P.O.V. No.27 - BULLET IN THE BRAIN

"They is" - Control and Chaos

Julie Budtz Sørensen

Life is fundamentally chaotic and human beings are in a constant battle to organize it and make it controllable.

As a child grows up it is gradually taught to master the chaos with which it was initially in harmony. It begins to categorize things and occurrences and put them into systems, and the questions which the child used to pose slowly cease to be asked: Life becomes predictable.

To a certain extent this is good, not to mention unavoidable; man is not fit to live in total chaos and therefore needs systems and predictability. But this organizing of chaos has a negative consequence since it tries to exclude the possibility of something unexpected occurring and ignores the fact that life does not always make sense.

Life's absurdity is noticed mostly by children and is reflected in their honest statements about it. As is well known kids say the darndest things, and we laugh at them and think that they are cute (understood as naïve.) Thereby, and quite conveniently, we reinforce our image of a completely logical world.
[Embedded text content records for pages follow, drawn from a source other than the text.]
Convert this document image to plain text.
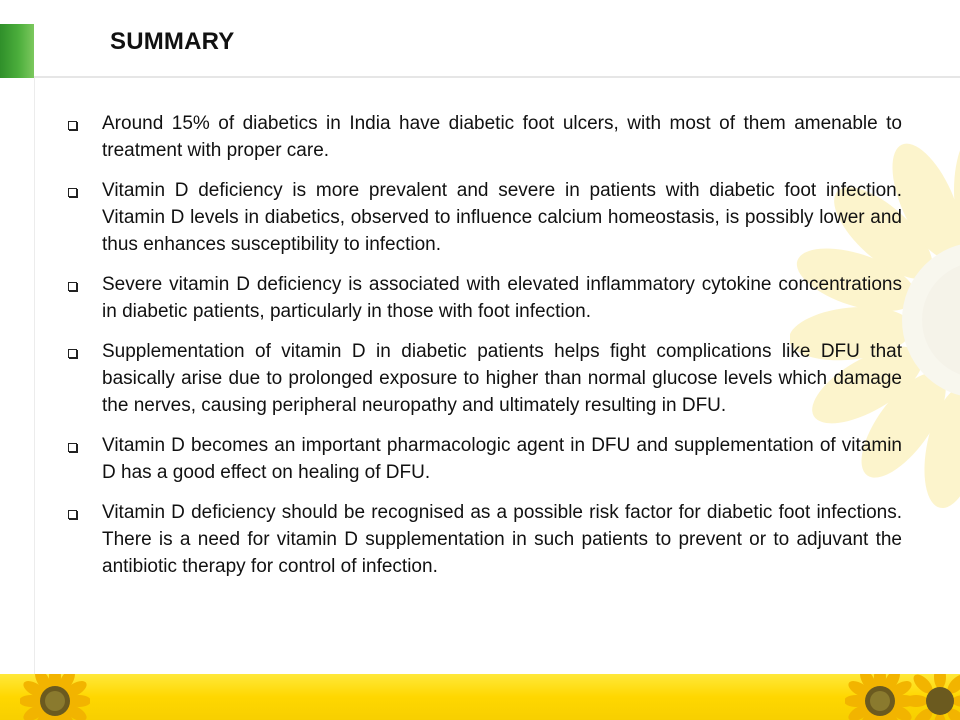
SUMMARY
Around 15% of diabetics in India have diabetic foot ulcers, with most of them amenable to treatment with proper care.
Vitamin D deficiency is more prevalent and severe in patients with diabetic foot infection. Vitamin D levels in diabetics, observed to influence calcium homeostasis, is possibly lower and thus enhances susceptibility to infection.
Severe vitamin D deficiency is associated with elevated inflammatory cytokine concentrations in diabetic patients, particularly in those with foot infection.
Supplementation of vitamin D in diabetic patients helps fight complications like DFU that basically arise due to prolonged exposure to higher than normal glucose levels which damage the nerves, causing peripheral neuropathy and ultimately resulting in DFU.
Vitamin D becomes an important pharmacologic agent in DFU and supplementation of vitamin D has a good effect on healing of DFU.
Vitamin D deficiency should be recognised as a possible risk factor for diabetic foot infections. There is a need for vitamin D supplementation in such patients to prevent or to adjuvant the antibiotic therapy for control of infection.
When everything becomes predictable, life itself and the way we lead it become mechanical and this is what has happened to the protagonist Anders in the short fiction film Bullet in the Brain.

As a literature teacher with a deep contempt for his mediocre students, Anders considers himself an intellectual. One may argue, though, that if an intellectual is understood as one who is constantly searching for a deeper meaning in life, Anders is not in fact one. He has stopped searching and has lost his naïve interest in the world. His existence is based on predictability and control, nothing surprises him and nothing amazes him.

Even the poems of the great writers he used to admire have become profane to him since he has memorized them so as to be able to 'shiver at will.' This paradox - to shiver at will - seems symptomatic of his life, where the things which might move him only tire him. His wife, his mistress, his work.

Anders' lack of interest in his surroundings not to mention his arrogance and ironical attitude make it difficult for us to like him. When he gets shot in the head during a bank robbery for making a sarcastic remark at the robber we feel indifference, perhaps even a hint of malicious pleasure. Why should we care about him?

'Life happens without applause', Anders notes when lecturing his students. The same could be said of his death which happens in silence.

However, our somewhat blank perception of Anders is altered by the flashbacks from his past.

In the beginning of the film Anders takes out an image painted by Picasso and speaks the following words:

See, you can't sell us cubism or a blue period or any of that shit without the base. Without the ability to tell how it really is first. Without the ability to show us beauty on its face.

In the same way we, the audience, cannot judge what Anders has become before knowing what he was. It is impossible for us to fully grasp his actions and his exhaustion with life, but in watching the flashbacks which make up the final part of the film (and describe what has happened after the bullet has entered his brain) our perception becomes nuanced as we peek into his life. By seeing the base, we begin to understand his blue period, so to speak.

What is depicted in the flashbacks is a particular life - Anders' life - but at the same life in general is portrayed with all its changes: passion, misery, joy, sorrow, ups and downs. The unpredictability of life for all of us.

The events from the past are not connected to each other by any unifying thread other than the voice of the articulate narrator who could have been chosen by Anders himself.

Anders does not remember his mistress, his wife, his mother's last words or a woman committing suicide the day after the birth of his daughter.

What he does remember is a small detail from his childhood; an event that does not at first seem to have much significance but nevertheless takes on an essential role in the film. Anders remembers playing baseball in a field one childhood summer. Here, he was confronted with a sentence which, in all its simplicity, changed him and lingered in his mind. One boy, visiting from Mississippi, was asked which position he wanted to play, and uttered: "Shortstop. Short's the best position they is." Anders was mesmerized:

Anders is strangely roused - elated by those two final words, their pure unexpectedness and their music.

The boy's incorrect grammar touched something fundamental inside of Anders and he wanted to make the moment last forever.

The words indicate the chaos in the man-made cosmos which is founded on reason and predictability. They shine due to their unexpectedness and that is why they touch Anders so deeply. It is an experience of something more than trivial life.

Earlier when mocking a student in the classroom Anders asks:

Do you believe in the chance that you could be changed by something as timid as a word? The chance to move and be moved? The chance at salvation from the rational? Do you believe?

'They is' is exactly this: the beauty of the irrational. It is a shift in elements and meanings which has a liberating effect on Anders.

When Anders is shot he is lifted into a new consciousness. Here "under the mediation of brain time" he finally escapes the rational. He is no longer subordinated to time and space but by virtue of this mediation a single moment becomes elastic and is stretched out. In this moment the monotonous and repetitive order is replaced by a reality where the logic of "they is" can be repeated for all eternity. They is, they is, they is.